そんな俺のことを気にすることなく北極姫は、話を進めていく。
「ゴンザレス紹介するわ。この人は、バイクをこれから買おうとしている篤士くんよ!」
「よろしくな!アンミカくん」
そんな深夜のテレビショッピングに毎日出ているババアみたいな名前になった覚えはない。てか、性別変わってるじゃねえか!
「篤士です。よろしくお願いします」
「ふーん、ふむふむ」
なぜかゴンザレスは、俺の全身を隈なく見てきた。そしてため息をつきこう言った。
「はぁー、さては、お前チェリーボーイだな」
「な、な何ですか!急に」
この人には、少しモラルがないみたいだなと確信を持った。
「君の見た目からしてそう見えるのだよ!チェリミカくん」
「誰がチェリミカだ!」
声を荒げていってしまった。これだから、デリカシーのない外国人は嫌いだ!
「ハハハ、冗談だよ!半分アメリカンジョークさ」
「じゃあ、半分は本当に思っている、て事ですよね」
「そうだよ。特にチェリーボーイのところ」
「やっぱり、ばかにしてるじゃねぇか!」
「ふ、それは、さておきバイクを買いに来たんだろ。俺がどんなバイクが良いか案内してやるよ。ついでに女の子の口説き方&接し方についてもな」
「いや、教えてやるよ。手だけで実行できる人のしめ方も」
「さっきと変わってるよ!てか、そんな物騒なハウトゥー嫌だよ。バイクについては教えてください。でも、後半のは要らないです」
少しピリついた雰囲気になったから、慌てて北極姫が俺とゴンザレスの間に入り、場を落ち着かせようとしてきた。
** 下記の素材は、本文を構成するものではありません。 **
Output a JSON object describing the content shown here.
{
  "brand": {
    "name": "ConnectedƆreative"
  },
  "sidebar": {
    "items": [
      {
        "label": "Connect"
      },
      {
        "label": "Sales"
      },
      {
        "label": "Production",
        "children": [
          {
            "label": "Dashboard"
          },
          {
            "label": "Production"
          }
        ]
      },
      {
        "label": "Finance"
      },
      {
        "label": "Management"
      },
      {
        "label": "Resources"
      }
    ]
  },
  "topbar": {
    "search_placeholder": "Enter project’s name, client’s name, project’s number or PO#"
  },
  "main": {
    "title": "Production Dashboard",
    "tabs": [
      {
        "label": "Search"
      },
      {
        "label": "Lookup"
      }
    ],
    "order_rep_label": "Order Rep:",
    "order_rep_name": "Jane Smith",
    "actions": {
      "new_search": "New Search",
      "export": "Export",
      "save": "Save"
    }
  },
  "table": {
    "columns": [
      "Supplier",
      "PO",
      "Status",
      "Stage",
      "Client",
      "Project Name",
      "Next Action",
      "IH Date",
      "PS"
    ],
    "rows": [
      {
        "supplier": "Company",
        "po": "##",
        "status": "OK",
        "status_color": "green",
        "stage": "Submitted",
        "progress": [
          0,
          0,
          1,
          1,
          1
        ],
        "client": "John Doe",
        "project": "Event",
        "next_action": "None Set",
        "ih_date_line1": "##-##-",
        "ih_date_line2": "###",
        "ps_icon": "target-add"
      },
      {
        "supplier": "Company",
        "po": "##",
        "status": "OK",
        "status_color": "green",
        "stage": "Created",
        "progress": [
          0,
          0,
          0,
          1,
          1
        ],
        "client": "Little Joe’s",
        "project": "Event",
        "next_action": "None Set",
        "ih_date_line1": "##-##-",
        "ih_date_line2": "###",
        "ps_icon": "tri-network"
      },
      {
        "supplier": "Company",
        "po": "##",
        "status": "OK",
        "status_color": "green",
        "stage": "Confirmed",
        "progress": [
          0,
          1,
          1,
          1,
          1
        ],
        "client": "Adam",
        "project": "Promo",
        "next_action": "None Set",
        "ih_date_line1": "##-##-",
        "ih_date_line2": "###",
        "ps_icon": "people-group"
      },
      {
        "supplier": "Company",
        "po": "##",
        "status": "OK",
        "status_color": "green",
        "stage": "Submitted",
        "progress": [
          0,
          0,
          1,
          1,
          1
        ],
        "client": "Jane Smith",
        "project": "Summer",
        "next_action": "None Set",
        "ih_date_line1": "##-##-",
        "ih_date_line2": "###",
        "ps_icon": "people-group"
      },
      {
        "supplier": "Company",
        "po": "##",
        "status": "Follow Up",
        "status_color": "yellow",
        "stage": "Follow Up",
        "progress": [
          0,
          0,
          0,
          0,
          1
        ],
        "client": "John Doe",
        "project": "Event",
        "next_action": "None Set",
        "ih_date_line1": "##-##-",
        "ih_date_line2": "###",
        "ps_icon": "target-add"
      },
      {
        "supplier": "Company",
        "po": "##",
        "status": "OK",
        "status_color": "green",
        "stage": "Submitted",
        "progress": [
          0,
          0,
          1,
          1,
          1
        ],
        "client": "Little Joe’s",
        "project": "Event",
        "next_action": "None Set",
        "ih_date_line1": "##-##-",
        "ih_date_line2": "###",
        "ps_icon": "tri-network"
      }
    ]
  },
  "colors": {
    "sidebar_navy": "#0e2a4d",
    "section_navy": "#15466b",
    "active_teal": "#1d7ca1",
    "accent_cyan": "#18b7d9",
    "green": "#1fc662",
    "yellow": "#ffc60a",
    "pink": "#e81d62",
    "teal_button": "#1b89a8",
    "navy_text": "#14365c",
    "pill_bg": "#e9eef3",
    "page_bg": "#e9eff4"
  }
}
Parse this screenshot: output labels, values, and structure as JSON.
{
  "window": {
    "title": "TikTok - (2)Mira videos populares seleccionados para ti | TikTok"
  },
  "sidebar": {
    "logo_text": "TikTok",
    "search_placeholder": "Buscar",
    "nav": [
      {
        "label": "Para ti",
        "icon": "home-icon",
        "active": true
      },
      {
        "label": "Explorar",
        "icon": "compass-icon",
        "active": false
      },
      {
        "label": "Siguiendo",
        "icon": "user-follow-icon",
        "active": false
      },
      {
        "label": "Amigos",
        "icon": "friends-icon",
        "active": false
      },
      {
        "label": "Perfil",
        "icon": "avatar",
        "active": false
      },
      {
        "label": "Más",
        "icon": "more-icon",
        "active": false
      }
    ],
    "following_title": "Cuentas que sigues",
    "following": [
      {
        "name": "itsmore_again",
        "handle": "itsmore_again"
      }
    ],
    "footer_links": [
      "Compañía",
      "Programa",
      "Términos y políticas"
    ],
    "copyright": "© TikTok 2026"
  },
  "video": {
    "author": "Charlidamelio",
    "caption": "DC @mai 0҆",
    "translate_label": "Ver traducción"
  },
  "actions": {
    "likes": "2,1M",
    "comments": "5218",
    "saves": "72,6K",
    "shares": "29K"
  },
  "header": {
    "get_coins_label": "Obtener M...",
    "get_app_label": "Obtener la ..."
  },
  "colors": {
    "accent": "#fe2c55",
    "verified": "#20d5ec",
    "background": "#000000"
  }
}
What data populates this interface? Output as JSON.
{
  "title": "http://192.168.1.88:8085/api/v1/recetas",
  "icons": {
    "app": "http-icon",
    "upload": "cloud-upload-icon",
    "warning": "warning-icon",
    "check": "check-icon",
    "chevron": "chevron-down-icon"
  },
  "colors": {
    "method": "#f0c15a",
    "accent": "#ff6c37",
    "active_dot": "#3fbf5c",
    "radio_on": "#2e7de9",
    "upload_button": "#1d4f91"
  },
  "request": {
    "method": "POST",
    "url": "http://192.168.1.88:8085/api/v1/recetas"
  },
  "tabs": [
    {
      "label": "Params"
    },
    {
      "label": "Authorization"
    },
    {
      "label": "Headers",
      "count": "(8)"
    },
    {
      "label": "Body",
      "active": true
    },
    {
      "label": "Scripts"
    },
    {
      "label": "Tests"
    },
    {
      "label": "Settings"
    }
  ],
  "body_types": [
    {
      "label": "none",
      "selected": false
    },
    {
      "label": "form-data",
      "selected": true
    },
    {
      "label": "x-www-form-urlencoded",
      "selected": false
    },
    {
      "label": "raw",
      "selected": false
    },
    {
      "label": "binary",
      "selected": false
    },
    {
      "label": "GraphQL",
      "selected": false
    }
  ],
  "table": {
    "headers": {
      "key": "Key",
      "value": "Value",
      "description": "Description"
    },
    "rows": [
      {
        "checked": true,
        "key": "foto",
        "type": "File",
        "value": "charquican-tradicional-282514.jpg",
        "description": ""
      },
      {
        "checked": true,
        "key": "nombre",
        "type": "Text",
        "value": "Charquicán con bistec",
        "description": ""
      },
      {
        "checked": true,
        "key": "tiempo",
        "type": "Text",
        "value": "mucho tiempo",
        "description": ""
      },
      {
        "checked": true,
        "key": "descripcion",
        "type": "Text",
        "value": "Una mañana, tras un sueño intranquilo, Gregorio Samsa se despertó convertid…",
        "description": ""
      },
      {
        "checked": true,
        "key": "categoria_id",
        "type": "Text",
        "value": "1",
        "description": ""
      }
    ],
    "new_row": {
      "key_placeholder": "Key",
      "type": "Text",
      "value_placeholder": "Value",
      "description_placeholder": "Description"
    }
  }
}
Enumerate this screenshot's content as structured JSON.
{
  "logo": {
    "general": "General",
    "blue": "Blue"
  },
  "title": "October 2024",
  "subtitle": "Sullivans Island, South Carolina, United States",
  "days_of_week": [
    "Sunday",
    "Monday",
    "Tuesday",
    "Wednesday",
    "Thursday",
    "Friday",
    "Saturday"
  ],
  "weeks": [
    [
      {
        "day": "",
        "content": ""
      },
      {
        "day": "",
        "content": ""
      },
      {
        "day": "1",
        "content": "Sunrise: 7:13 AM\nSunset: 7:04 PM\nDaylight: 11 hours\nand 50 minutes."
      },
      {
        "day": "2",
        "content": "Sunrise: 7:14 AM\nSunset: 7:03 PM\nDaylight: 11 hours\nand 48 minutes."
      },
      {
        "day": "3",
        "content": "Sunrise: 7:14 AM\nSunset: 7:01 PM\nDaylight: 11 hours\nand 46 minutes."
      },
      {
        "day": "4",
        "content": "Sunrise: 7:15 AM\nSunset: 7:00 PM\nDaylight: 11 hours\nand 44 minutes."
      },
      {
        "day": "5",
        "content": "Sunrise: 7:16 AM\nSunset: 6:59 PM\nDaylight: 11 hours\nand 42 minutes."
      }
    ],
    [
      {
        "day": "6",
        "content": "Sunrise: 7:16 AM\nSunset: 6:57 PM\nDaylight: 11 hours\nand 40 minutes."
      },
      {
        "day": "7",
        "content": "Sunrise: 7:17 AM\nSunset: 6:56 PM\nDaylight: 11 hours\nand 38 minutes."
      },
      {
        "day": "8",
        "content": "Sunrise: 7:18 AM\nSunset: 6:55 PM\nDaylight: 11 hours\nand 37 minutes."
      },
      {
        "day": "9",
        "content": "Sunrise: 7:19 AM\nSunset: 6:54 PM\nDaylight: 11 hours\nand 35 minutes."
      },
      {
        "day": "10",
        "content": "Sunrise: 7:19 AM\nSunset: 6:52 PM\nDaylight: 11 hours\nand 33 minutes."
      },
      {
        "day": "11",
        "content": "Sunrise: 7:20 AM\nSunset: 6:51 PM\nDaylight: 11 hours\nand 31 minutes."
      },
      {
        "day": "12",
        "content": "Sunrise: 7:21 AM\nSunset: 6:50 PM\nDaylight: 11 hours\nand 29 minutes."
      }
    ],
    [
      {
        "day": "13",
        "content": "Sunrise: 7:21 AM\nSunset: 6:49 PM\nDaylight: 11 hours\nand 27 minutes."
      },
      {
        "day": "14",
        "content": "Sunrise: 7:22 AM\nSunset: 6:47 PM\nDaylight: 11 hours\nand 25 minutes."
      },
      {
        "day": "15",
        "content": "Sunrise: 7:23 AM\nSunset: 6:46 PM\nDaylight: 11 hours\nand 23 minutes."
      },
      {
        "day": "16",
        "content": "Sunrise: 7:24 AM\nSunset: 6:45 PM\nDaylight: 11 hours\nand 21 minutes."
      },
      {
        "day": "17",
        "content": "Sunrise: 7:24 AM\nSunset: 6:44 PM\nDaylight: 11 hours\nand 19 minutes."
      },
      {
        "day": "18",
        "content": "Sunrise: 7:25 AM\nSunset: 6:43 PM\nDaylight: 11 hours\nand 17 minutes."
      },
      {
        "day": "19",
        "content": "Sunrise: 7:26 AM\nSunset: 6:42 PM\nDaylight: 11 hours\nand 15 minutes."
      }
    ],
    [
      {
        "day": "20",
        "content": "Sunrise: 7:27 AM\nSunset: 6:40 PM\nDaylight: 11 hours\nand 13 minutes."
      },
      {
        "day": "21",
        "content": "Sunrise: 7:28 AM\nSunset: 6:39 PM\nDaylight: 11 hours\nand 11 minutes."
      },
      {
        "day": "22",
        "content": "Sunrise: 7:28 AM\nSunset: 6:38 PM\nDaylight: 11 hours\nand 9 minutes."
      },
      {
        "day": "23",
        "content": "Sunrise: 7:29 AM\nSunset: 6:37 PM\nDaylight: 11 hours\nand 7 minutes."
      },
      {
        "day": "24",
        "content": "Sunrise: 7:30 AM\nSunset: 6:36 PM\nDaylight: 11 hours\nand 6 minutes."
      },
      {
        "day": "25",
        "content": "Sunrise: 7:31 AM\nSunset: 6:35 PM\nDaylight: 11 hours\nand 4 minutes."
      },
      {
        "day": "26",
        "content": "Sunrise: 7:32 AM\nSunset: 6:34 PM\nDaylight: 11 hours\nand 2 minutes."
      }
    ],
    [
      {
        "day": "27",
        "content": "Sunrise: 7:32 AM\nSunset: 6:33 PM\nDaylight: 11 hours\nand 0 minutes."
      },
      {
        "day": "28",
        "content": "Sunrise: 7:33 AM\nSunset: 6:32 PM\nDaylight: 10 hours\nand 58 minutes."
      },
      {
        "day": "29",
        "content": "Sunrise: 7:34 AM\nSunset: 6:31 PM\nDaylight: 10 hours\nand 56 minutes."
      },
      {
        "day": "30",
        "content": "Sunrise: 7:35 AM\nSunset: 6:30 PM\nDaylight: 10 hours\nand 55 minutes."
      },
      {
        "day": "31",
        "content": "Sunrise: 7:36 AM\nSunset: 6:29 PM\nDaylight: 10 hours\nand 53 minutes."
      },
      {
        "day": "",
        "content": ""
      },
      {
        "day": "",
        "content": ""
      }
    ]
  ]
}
「まぁ、この人こう見えても有名なバイクのエンジニアで、プロのモータースポーツ選手の愛車の点検とかしているのよ。少し胡散臭いかも知れないけど、ここは私を信じて欲しい」
北極姫にそこまで言わせると仕方ない、半信半疑ではあるが、しばらくこの山のような筋肉ゴリラアメリカ人に俺のバイク選びを任せてみようと思う。
「わかったよ」
「少し待っとてね。奥からバイク出してくるから」
そう言うと、ゴンザレスは店の奥に入っていった。
「本当に大丈夫だから、良いバイク紹介してもらえるからもう少し待っててね」
「まぁ、もう少し待つよ。せっかく来たんだから」
「ありがとう、篤士!」と北極姫は、大きな声で言った。
かわいいな、おい。なんだこいつ、はじめと今のギャップ激しすぎてこっちの頭の処理に間に合わないんですけど。俺の顔は、少し赤くなっていたと思う。